Toen de familie Ruppert net haar intrek had genomen is de hele familie Mijnhardt uitgenodigd voor een feestje. Opa Mijnhardt (de oprichter) met zijn jonge vrouw, die naast de fabriek woonden, de twee directeuren Frits (die aan de Waterigeweg woonde) en Theo, die aan de Lyceumlaan woonde. ” Ik mocht Machteld, de dochter van “opa” uit zijn tweede huwelijk, met de chevrolet van Mijnhardt ophalen. Ze was ongeveer net zo oud als ik.”, vertelt Hans Ruppert met een brede glimlach. Opa Mijnhardt had zijn memoires geschreven en we kregen een exemplaar uitgereikt.

Marinus Ruppert
Woudenbergseweg 38 Lutherkapel

De Evangelisch-Lutherse Gemeente in Zeist is betrekkelijk jong. In 1932 is Zeist als filiaalgemeente van Utrecht gesticht en in 1946 werd de Gemeente zelfstandig met 290 leden en 121 doopleden. De Evangelisch-Lutherse gemeente heeft op diverse plaatsen haar diensten gehouden. In de Doopsgezinde kerk, later in een ruimte van de Gereformeerde Kerk en van de Evangelische Broedergemeente. Vanaf 1949 werd gekerkt in de recreatiezaal van de NBM bij het station.

Er is natuurlijk gespaard voor een eigen onderkomen. De percelen Nooitgedacht 20/22 werden in 1950 daarvoor aangekocht.
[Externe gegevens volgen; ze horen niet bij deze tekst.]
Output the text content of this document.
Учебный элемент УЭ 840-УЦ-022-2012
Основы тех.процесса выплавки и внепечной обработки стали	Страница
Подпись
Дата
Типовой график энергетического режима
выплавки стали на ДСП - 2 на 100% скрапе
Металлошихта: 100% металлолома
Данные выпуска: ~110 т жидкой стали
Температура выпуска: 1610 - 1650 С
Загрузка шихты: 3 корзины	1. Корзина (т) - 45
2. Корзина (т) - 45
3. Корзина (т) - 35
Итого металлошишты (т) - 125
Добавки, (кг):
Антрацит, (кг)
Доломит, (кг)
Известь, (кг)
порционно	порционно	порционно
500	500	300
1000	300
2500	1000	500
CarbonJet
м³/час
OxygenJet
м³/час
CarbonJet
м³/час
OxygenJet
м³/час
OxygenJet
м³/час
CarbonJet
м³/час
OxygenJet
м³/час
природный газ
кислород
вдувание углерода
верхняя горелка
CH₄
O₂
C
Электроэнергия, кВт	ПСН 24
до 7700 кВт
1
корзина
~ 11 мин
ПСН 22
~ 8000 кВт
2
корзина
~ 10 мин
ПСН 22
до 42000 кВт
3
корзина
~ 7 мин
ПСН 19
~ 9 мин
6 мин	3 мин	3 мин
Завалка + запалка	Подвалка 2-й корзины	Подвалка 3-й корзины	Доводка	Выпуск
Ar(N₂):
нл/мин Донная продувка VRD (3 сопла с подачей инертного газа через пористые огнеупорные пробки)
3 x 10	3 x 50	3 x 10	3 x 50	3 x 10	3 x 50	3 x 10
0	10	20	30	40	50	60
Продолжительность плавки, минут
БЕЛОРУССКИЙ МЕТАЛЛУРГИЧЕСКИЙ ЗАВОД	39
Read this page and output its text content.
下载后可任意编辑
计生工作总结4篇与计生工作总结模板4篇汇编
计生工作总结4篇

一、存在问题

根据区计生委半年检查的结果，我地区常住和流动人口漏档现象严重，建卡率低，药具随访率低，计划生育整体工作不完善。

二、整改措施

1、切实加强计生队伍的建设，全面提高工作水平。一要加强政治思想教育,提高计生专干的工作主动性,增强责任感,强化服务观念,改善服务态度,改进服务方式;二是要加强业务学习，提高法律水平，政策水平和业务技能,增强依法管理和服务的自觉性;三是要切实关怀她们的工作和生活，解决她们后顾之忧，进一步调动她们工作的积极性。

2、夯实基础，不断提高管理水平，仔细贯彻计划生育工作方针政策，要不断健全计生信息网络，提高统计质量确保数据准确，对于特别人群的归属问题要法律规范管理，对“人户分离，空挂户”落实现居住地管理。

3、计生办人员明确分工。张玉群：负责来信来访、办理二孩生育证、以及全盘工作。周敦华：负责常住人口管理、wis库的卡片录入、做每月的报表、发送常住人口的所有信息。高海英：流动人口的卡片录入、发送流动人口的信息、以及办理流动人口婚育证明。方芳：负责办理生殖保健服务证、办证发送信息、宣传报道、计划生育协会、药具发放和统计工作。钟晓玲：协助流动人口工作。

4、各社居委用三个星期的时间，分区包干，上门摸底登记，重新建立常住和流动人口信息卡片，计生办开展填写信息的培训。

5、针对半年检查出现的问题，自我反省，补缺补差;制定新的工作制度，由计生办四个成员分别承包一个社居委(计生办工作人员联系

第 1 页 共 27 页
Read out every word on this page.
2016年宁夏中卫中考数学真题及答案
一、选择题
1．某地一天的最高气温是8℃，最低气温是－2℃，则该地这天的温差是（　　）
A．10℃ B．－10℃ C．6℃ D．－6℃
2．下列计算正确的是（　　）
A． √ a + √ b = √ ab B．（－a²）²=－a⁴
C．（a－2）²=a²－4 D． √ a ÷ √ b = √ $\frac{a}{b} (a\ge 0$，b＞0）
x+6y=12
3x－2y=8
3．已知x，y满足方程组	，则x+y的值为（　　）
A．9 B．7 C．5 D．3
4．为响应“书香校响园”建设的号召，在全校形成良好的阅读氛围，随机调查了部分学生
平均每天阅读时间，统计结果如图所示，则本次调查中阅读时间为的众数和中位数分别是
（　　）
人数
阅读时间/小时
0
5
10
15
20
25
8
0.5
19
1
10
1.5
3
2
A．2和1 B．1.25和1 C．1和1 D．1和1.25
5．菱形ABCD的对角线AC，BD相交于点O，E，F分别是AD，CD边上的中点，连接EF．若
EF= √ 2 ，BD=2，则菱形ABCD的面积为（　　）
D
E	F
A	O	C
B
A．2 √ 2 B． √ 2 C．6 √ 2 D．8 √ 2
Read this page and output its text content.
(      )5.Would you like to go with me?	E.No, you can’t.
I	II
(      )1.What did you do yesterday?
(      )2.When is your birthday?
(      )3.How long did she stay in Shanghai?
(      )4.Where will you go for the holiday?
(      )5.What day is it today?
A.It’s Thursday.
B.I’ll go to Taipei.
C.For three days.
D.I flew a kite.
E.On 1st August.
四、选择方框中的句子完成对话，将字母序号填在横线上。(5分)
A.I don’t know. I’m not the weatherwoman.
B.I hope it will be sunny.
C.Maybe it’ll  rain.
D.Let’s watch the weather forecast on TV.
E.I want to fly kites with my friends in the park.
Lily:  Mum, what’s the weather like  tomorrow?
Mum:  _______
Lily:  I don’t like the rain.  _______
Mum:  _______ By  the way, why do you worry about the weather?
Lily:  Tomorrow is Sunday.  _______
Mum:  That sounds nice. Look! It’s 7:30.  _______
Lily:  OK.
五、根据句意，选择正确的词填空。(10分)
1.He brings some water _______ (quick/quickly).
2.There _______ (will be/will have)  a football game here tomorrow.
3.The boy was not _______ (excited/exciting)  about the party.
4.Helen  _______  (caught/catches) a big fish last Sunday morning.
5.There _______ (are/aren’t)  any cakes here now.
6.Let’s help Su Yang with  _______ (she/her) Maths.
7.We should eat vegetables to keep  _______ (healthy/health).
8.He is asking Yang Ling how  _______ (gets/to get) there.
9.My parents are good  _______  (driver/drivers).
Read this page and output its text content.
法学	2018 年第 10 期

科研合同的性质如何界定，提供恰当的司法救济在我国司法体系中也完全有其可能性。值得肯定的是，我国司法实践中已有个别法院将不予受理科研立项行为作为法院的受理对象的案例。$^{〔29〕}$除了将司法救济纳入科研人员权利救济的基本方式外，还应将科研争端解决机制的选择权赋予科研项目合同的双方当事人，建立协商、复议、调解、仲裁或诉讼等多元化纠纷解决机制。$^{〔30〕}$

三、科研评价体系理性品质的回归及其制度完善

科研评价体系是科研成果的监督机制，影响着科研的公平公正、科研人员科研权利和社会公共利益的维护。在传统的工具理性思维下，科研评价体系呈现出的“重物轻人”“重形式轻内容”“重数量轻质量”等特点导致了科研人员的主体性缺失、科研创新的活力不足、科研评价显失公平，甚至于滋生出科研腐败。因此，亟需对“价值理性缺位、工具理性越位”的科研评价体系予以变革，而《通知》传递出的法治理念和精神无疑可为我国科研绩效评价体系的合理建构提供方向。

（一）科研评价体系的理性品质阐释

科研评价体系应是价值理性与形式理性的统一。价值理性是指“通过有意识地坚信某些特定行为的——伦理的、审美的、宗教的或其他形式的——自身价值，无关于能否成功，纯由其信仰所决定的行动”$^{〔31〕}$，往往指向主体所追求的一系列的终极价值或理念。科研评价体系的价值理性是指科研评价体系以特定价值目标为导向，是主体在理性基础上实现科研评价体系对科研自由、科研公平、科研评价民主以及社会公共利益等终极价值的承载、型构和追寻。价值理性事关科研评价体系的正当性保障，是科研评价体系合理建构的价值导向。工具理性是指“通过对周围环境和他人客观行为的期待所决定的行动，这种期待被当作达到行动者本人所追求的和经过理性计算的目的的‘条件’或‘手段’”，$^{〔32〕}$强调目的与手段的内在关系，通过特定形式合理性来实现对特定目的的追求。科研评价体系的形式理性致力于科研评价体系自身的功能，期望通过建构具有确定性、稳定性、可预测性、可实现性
In 1961 werden deze percelen geruild voor dat van Woudenbergseweg 38. Dat klopt met de gegevens uit de adresboeken van Zeist van 1963 en 1967. In 1963 woont expediteur A. Elmers aan de Woudenbergseweg 38 en in 1967 woont hij op Nooitgedacht 20.

Bouw Lutherkapel in 1965-1966 aan de Woudenbergseweg 38

Het oude koetshuis (huisnummer 38), dat ooit bij “Bagatelle” hoorde, moest worden gesloopt. Het koetshuis was heel herkenbaar. Naast de staldeuren waren op de gevel twee paardenhoofden te zien. De nieuwbouw begon in 1964. En in 1965 kon de Lutherkapel worden ingewijd. Het ontwerp was van Joh.A. Wentinck uit Baarn. Het gebouw staat niet op de lijst van Gemeentelijke Monumenten.

Woudenbergseweg 38 Paardenstal Voor Bouw Lutherkapel
Lutherkapel Woudenbergseweg 38 in 1966

Het gebouw maakt een compacte indruk en is duidelijk herkenbaar als kerk door de klokkenstoel op het dak. De kelder bevat een gemeentezaal. De stenen zijn gemengd gekleurd en ongelijk gelegd wat een dynamische indruk geeft. Het interieur is licht door de hoge ramen en de kleuren zorgen voor een intieme sfeer. De muur voor in de kerk lijkt door de kleur en de stenen te bewegen. De bakstenen wand is ruw gemetseld en bevat misbaksels. De aandacht wordt op deze manier naar het houten kruis getrokken. De metselaars begrepen aanvankelijk niet wat de bedoeling was. Ze wilden een keurige muur metselen! De architect wees hen op de symbolische betekenis ervan. De achtergrond, de maatschappij is niet evenwichtig en keurig; zij kent ook misvormden (=misbaksels).

In 1968 werd een kerkorgel aangeschaft. Het “harmoniumtijdperk” was hiermee afgesloten.

Het is niet toevallig dat de Lutherkapel is gebouwd aan de Woudenbergseweg 38. De gemeenteleden M. Ruppert en Chr. Becker hebben ongetwijfeld veel invloed gehad op de vraag op welke plaats de kapel moest komen en hoe hij er uit moest zien.

In 2017 wordt herdacht dat de Reformatie 500 jaar geleden begon. Luther’s naam is daaraan onlosmakelijk verbonden. Het is goed daarom om aandacht te besteden aan de kapel in Zeist die zijn naam draagt.

Bron: “Dag van het religieus erfgoed Zeist”, oktober 2010.